Premier long métrage du Canadien d’origine haïtienne Henri Pardo, Kanaval, coproduit au Luxembourg, est une histoire de déracinement, racontée sous forme de conte.
C’est déjà auréolé d’un certain succès que Kanaval, premier long métrage du Canadien Henri Pardo, a débarqué au Luxembourg City Film Festival, pour son avant-première européenne. Au dernier festival de Toronto, la coproduction luxembourgeoise (Wady Films) a reçu le Prix Amplify Voices (récompensant les œuvres de cinéastes issus des minorités) ainsi qu’une mention spéciale du jury pour le Meilleur film canadien. Il était présenté dans le cadre d’une séance unique – et exceptionnelle – au LuxFilmFest, dans la catégorie «Made in/with Luxembourg», accompagné par son réalisateur, qui a voulu «transmettre l’héritage de (sa) famille afrodescendante» dans le parcours de son jeune héros, teinté de réalisme magique.
Je ne veux pas me mélanger. Je porte en moi une histoire, une culture, et je ne veux raconter qu’elles
Ce petit garçon, c’est Rico (Rayan Dieudonné), qui a neuf ans en 1975, année de tous les bouleversements pour lui et sa famille. À Jacmel, ville portuaire du sud d’Haïti, le carnaval est l’un des plus importants du pays; en marge des festivités, Erzulie (Penande Estime), enceinte d’un deuxième enfant, est violemment agressée. Mère et fils fuient alors Haïti pour un village rural au nord du Québec. Le couple qui les loge est bienveillant et prend soin de Rico comme de son propre fils, mais, très vite, le garçon fait l’expérience du racisme des villageois et de la violence de ses camarades de classe, tandis que sa mère se montre de plus en plus distante.

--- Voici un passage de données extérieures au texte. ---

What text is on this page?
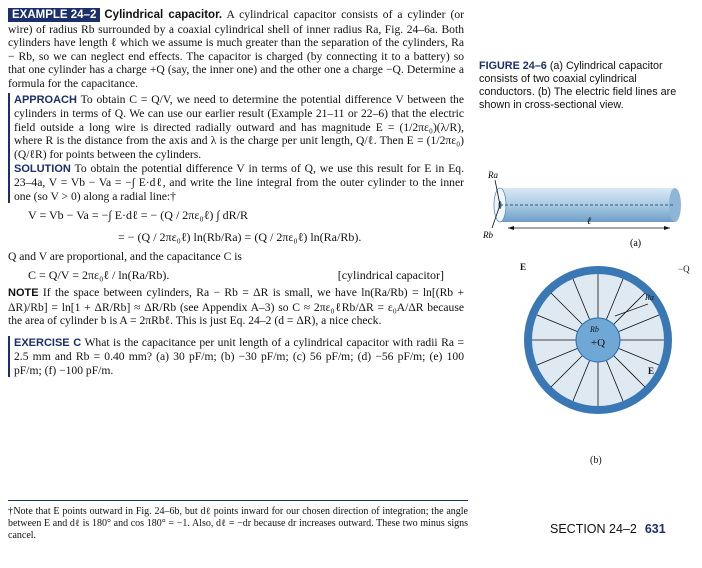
EXAMPLE 24–2 Cylindrical capacitor. A cylindrical capacitor consists of a cylinder (or wire) of radius Rb surrounded by a coaxial cylindrical shell of inner radius Ra, Fig. 24–6a. Both cylinders have length ℓ which we assume is much greater than the separation of the cylinders, Ra − Rb, so we can neglect end effects. The capacitor is charged (by connecting it to a battery) so that one cylinder has a charge +Q (say, the inner one) and the other one a charge −Q. Determine a formula for the capacitance.

APPROACH To obtain C = Q/V, we need to determine the potential difference V between the cylinders in terms of Q. We can use our earlier result (Example 21–11 or 22–6) that the electric field outside a long wire is directed radially outward and has magnitude E = (1/2πε₀)(λ/R), where R is the distance from the axis and λ is the charge per unit length, Q/ℓ. Then E = (1/2πε₀)(Q/ℓR) for points between the cylinders.

SOLUTION To obtain the potential difference V in terms of Q, we use this result for E in Eq. 23–4a, V = Vb − Va = −∫ E·dℓ, and write the line integral from the outer cylinder to the inner one (so V > 0) along a radial line:†

V = Vb − Va = −∫ E·dℓ = − (Q / 2πε₀ℓ) ∫ dR/R

= − (Q / 2πε₀ℓ) ln(Rb/Ra) = (Q / 2πε₀ℓ) ln(Ra/Rb).

Q and V are proportional, and the capacitance C is

C = Q/V = 2πε₀ℓ / ln(Ra/Rb).	[cylindrical capacitor]

NOTE If the space between cylinders, Ra − Rb = ΔR is small, we have ln(Ra/Rb) = ln[(Rb + ΔR)/Rb] = ln[1 + ΔR/Rb] ≈ ΔR/Rb (see Appendix A–3) so C ≈ 2πε₀ℓRb/ΔR = ε₀A/ΔR because the area of cylinder b is A = 2πRbℓ. This is just Eq. 24–2 (d = ΔR), a nice check.

EXERCISE C What is the capacitance per unit length of a cylindrical capacitor with radii Ra = 2.5 mm and Rb = 0.40 mm? (a) 30 pF/m; (b) −30 pF/m; (c) 56 pF/m; (d) −56 pF/m; (e) 100 pF/m; (f) −100 pF/m.

†Note that E points outward in Fig. 24–6b, but dℓ points inward for our chosen direction of integration; the angle between E and dℓ is 180° and cos 180° = −1. Also, dℓ = −dr because dr increases outward. These two minus signs cancel.
FIGURE 24–6 (a) Cylindrical capacitor consists of two coaxial cylindrical conductors. (b) The electric field lines are shown in cross-sectional view.
Ra
Rb
ℓ
(a)
+Q
Rb
Ra
−Q
E
E
(b)
SECTION 24–2 631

Alors Rico s’enferme dans son monde imaginaire, accompagné de Kana, une créature mi-humaine mi-animale…
«Nos corps déplacés»
Né au Canada de parents haïtiens, Henri Pardo se refuse à dire de Kanaval qu’il est autobiographique. «La violence qui frappe Erzulie et Rico, je ne l’ai pas vécue personnellement, mais mes personnages puisent leur inspiration dans l’expérience de ma famille», explique le réalisateur, qui conçoit son film comme un conte sur «nos corps déplacés». «La violence est omniprésente, physique, morale, liée à un héritage traumatique post-colonial… Une fois déracinés, Rico et Erzulie sont violents entre eux, le comportement qu’ils ont l’un envers l’autre est très dur.» Dès le début du long métrage, le passage à tabac d’Erzulie, le soir du carnaval, par les Tontons Macoutes – la milice anticommuniste de la dynastie Duvalier, qui a fait régner la terreur sur le pays dans les années 1970 et 1980 –, trouve son origine dans les histoires que Henri Pardo entendait raconter en famille, enfant. D’autres situations et personnages, dont Kana et Erzulie, proviennent à leur tour de la mythologie vaudou haïtienne.

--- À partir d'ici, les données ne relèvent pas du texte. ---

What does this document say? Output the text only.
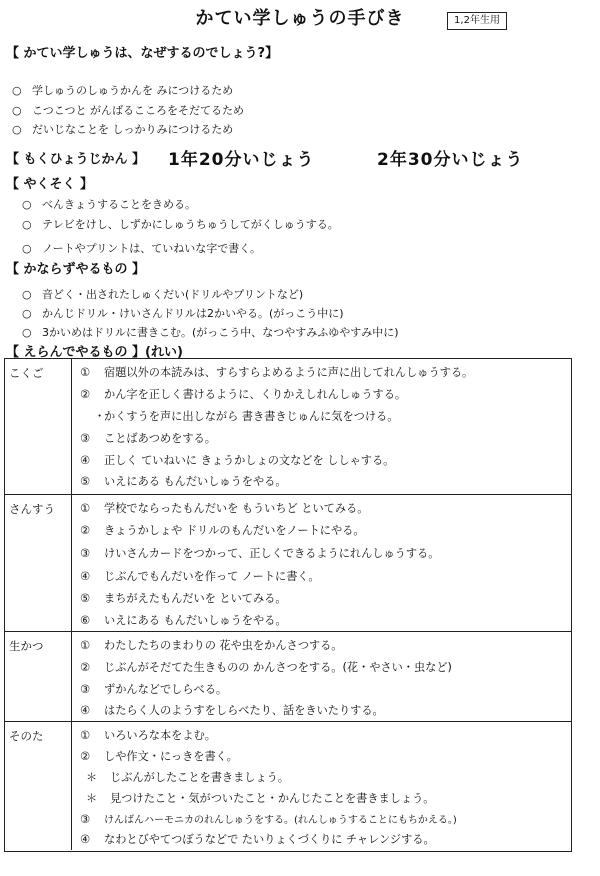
かてい学しゅうの手びき	1,2年生用
【 かてい学しゅうは、なぜするのでしょう?】
○ 学しゅうのしゅうかんを みにつけるため
○ こつこつと がんばるこころをそだてるため
○ だいじなことを しっかりみにつけるため
【 もくひょうじかん 】 1年20分いじょう	2年30分いじょう
【 やくそく 】
○ べんきょうすることをきめる。
○ テレビをけし、しずかにしゅうちゅうしてがくしゅうする。
○ ノートやプリントは、ていねいな字で書く。
【 かならずやるもの 】
○ 音どく・出されたしゅくだい(ドリルやプリントなど)
○ かんじドリル・けいさんドリルは2かいやる。(がっこう中に)
○ 3かいめはドリルに書きこむ。(がっこう中、なつやすみふゆやすみ中に)
【 えらんでやるもの 】(れい)
こくご	① 宿題以外の本読みは、すらすらよめるように声に出してれんしゅうする。
② かん字を正しく書けるように、くりかえしれんしゅうする。
・かくすうを声に出しながら 書き書きじゅんに気をつける。
③ ことばあつめをする。
④ 正しく ていねいに きょうかしょの文などを ししゃする。
⑤ いえにある もんだいしゅうをやる。
さんすう	① 学校でならったもんだいを もういちど といてみる。
② きょうかしょや ドリルのもんだいをノートにやる。
③ けいさんカードをつかって、正しくできるようにれんしゅうする。
④ じぶんでもんだいを作って ノートに書く。
⑤ まちがえたもんだいを といてみる。
⑥ いえにある もんだいしゅうをやる。
生かつ	① わたしたちのまわりの 花や虫をかんさつする。
② じぶんがそだてた生きものの かんさつをする。(花・やさい・虫など)
③ ずかんなどでしらべる。
④ はたらく人のようすをしらべたり、話をきいたりする。
そのた	① いろいろな本をよむ。
② しや作文・にっきを書く。
＊ じぶんがしたことを書きましょう。
＊ 見つけたこと・気がついたこと・かんじたことを書きましょう。
③ けんばんハーモニカのれんしゅうをする。(れんしゅうすることにもちかえる。)
④ なわとびやてつぼうなどで たいりょくづくりに チャレンジする。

Avant Kanaval, Henri Pardo a réalisé la série documentaire Afro Canada, soit 400 ans de l’histoire du pays racontée du point de vue des communautés noires. Il distingue d’ailleurs le Canada, son pays, de sa «terre», Haïti : «Je ne veux pas me mélanger. Je porte en moi une histoire, une culture, et je ne veux raconter qu’elles. Ce qui ne m’empêche pas de vivre heureux et de payer mes impôts au Canada.» Le chemin du bonheur est encore long pour Rico, qui, lui, ne comprend pas pourquoi au Canada, «on torture les gens qu’on aime», on chasse pour le plaisir… Erzulie a promis à son fils que, lorsque viendront des jours meilleurs, elle lui lira ce gros livre qui le fascine tant, celui que Toussaint Louverture, héros de la révolution haïtienne, lisait chaque soir avant de dormir. «C’est le livre de notre liberté», dit la mère. Mais, loin de ses repères, Rico se sent prisonnier; pire, il est persuadé qu’il est entouré d’«aliens» à l’apparence humaine.
«Le cœur et l’âme»
Cinéaste militant qui porte en lui l’héritage communiste de sa mère, Henri Pardo dit, avec un sourire, avoir eu «carte noire» pour réaliser tout ce qu’il souhaitait dans ce film. À une exception près, le premier quart du récit, situé un soir de carnaval à Haïti, a dû être tourné en République dominicaine, pays voisin avec lequel Haïti entretient une relation trouble. «C’est dommage, et c’est mon seul regret», avoue le cinéaste, qui a filmé la scène d’ouverture, pleine d’une folle énergie, auprès de la communauté haïtienne de Saint-Domingue, si bien que «tous les acteurs que l’on voit à l’écran dans cette scène sont des Haïtiens». Les dialogues du film de près de deux heures sont, eux, majoritairement en créole, bien que l’action se déroule principalement au Québec. «Il n’a jamais été question de faire le film parfait, conclut le réalisateur. Ce que je voulais, c’était faire passer les justes émotions aux bons moments. Ce film, je l’ai fait avec le cœur et l’âme.»